Sanity returns (at least temporarily) in Chicago

I blogged yesterday about law enforcement run amok, in connection with the decision to prosecute a mother who left a sleeping child in the car, while she walked a few feet away — something every mother in the world has done. As you may recall, I was quite heated in expounding upon the idiocy of a system that would terrorize a good citizen in this way. I suspect I wasn’t the only one generating heat, because Chicago’s prosecutors abruptly decided to drop the charges against Treffly Coyne:

Charges will be dropped against a woman who briefly left her 2-year- old daughter alone in the car to take her two older daughters to pour coins into a Salvation Army kettle, prosecutors said Thursday.

The woman, Treffly Coyne, was charged with misdemeanor child endangerment and obstructing a peace officer after a Crestwood police officer spotted her sleeping daughter alone in the vehicle Dec. 8. The mother claimed she was close by at all times and was gone for just minutes.

Coyne’s trial was supposed to begin Thursday, but prosecutors could not meet the burden of proof and decided to drop the charges, Cook County State’s Attorney spokesman John Gorman said.

Her husband reacted with relief and anger. If convicted, his wife faced up to a year in jail and a fine of $2,500.

“We shouldn’t have had to fight this long and this hard when my wife never did anything wrong,” said Timothy Janecyk. The planned dismissal of the charges “only shows they tore my family apart for no reason.”

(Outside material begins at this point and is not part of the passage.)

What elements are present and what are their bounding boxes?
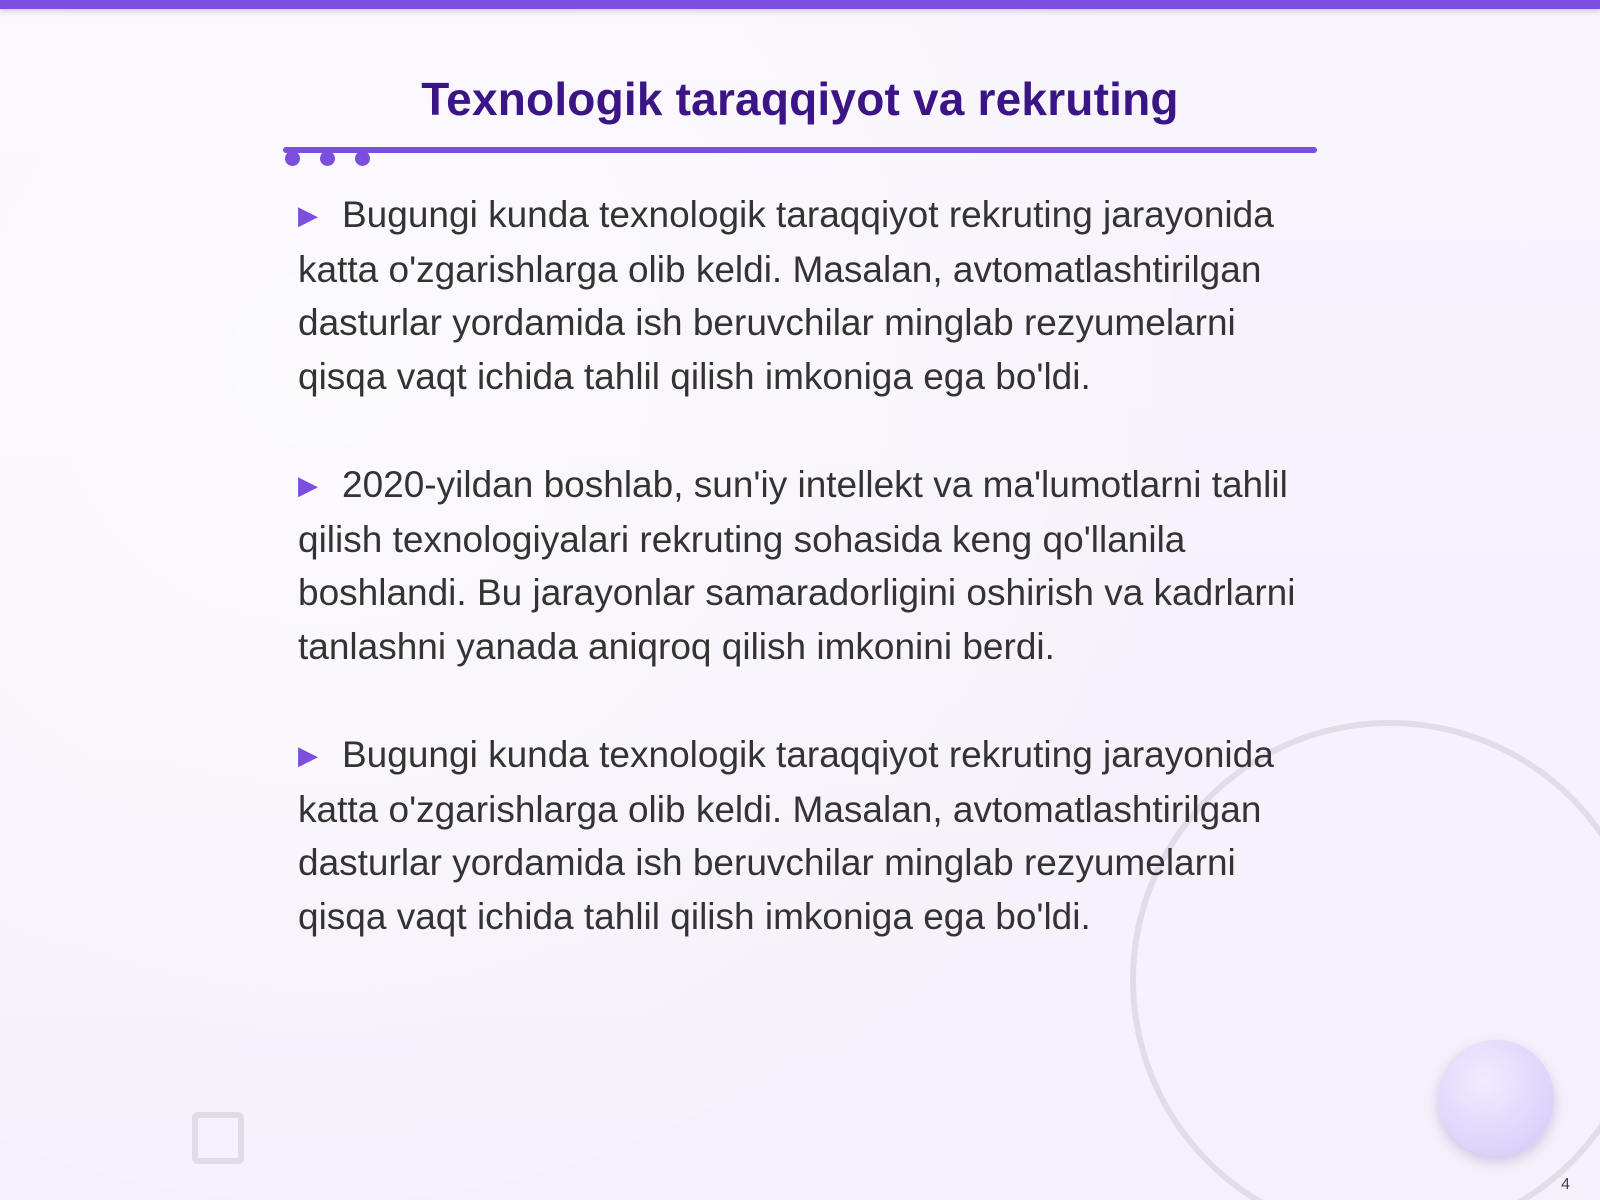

Coyne, who was arrested in a loading zone near the entrance of a Wal- Mart store, contended 2-year-old Phoebe, who was sleeping, was safe inside the car after she locked it, activated the alarm system and turned on the emergency flashers.

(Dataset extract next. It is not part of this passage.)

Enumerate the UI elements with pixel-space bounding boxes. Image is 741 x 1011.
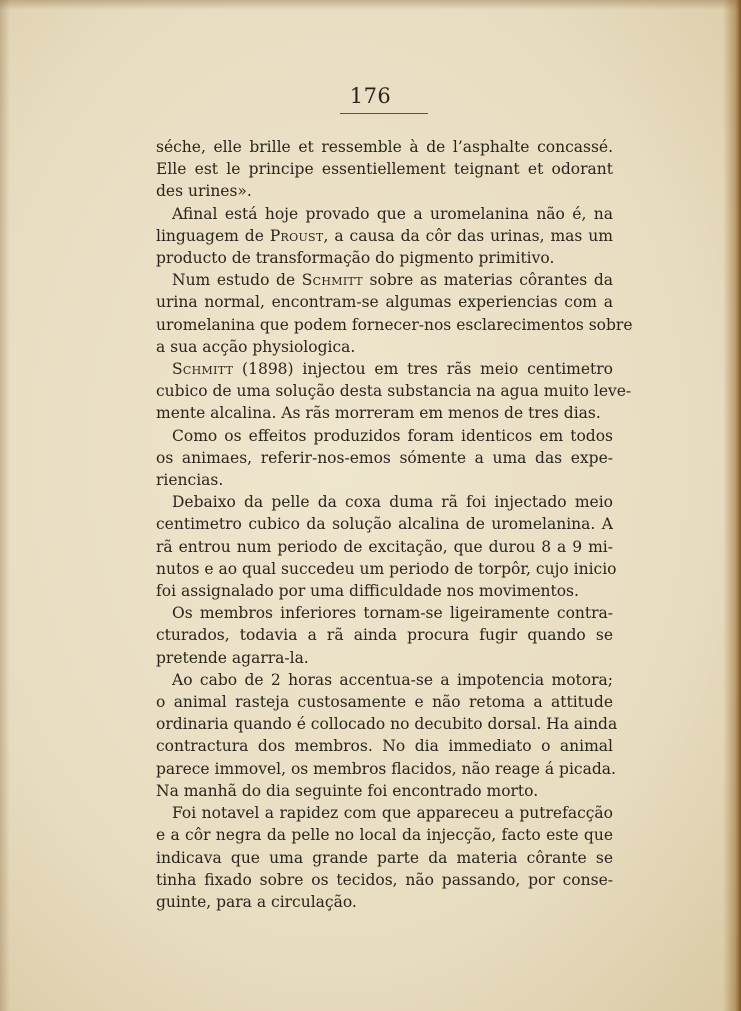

She said she was never more than 30 feet from the vehicle, did not step inside the store and was gone for only minutes. And her attorney said because the car was always in sight, Coyne’s daughter never was unattended.

Crestwood Police Chief Timothy Sulikowski said he disagreed with prosecutors’ decision.

“We stand by the actions of our officers that night and they were looking out for the best interests of the child,” he said.

Sulikowski said that while police were obligated to report the case to the state’s child welfare agency, Coyne would not have been arrested had she cooperated and not refused to give them basic information, including the child’s name.

“By not providing us with that information and the information of her child, at that point we don’t know that that child is hers. We don’t know if that child has been listed as a kidnapped child or a missing child,” he said. “Absolutely, she forced this.”

Coyne has acknowledged that she did not tell the officers her child’s name after she called her husband on her cell phone and he told her not to say anything until he arrived. She said she was afraid and only wanted to wait for her husband, but police arrested her before he did.

I trust that you’ve figured out by now that this harassment against Treffly was because she didn’t immediately give the police the investigation they demanded. I’m extremely supportive of police, and I fully appreciate how difficult and dangerous their job is. But to harass a mother like this, to threaten her with the loss of her children, because she fell silent, is a horrific act of police ego and overreach, which was then, not only rubber-stamped, but enthusiastically endorsed by the entire Cook County political and prosecutorial system.  Shame on all of them.
And now I have only one last question: what kind of name is Treffly?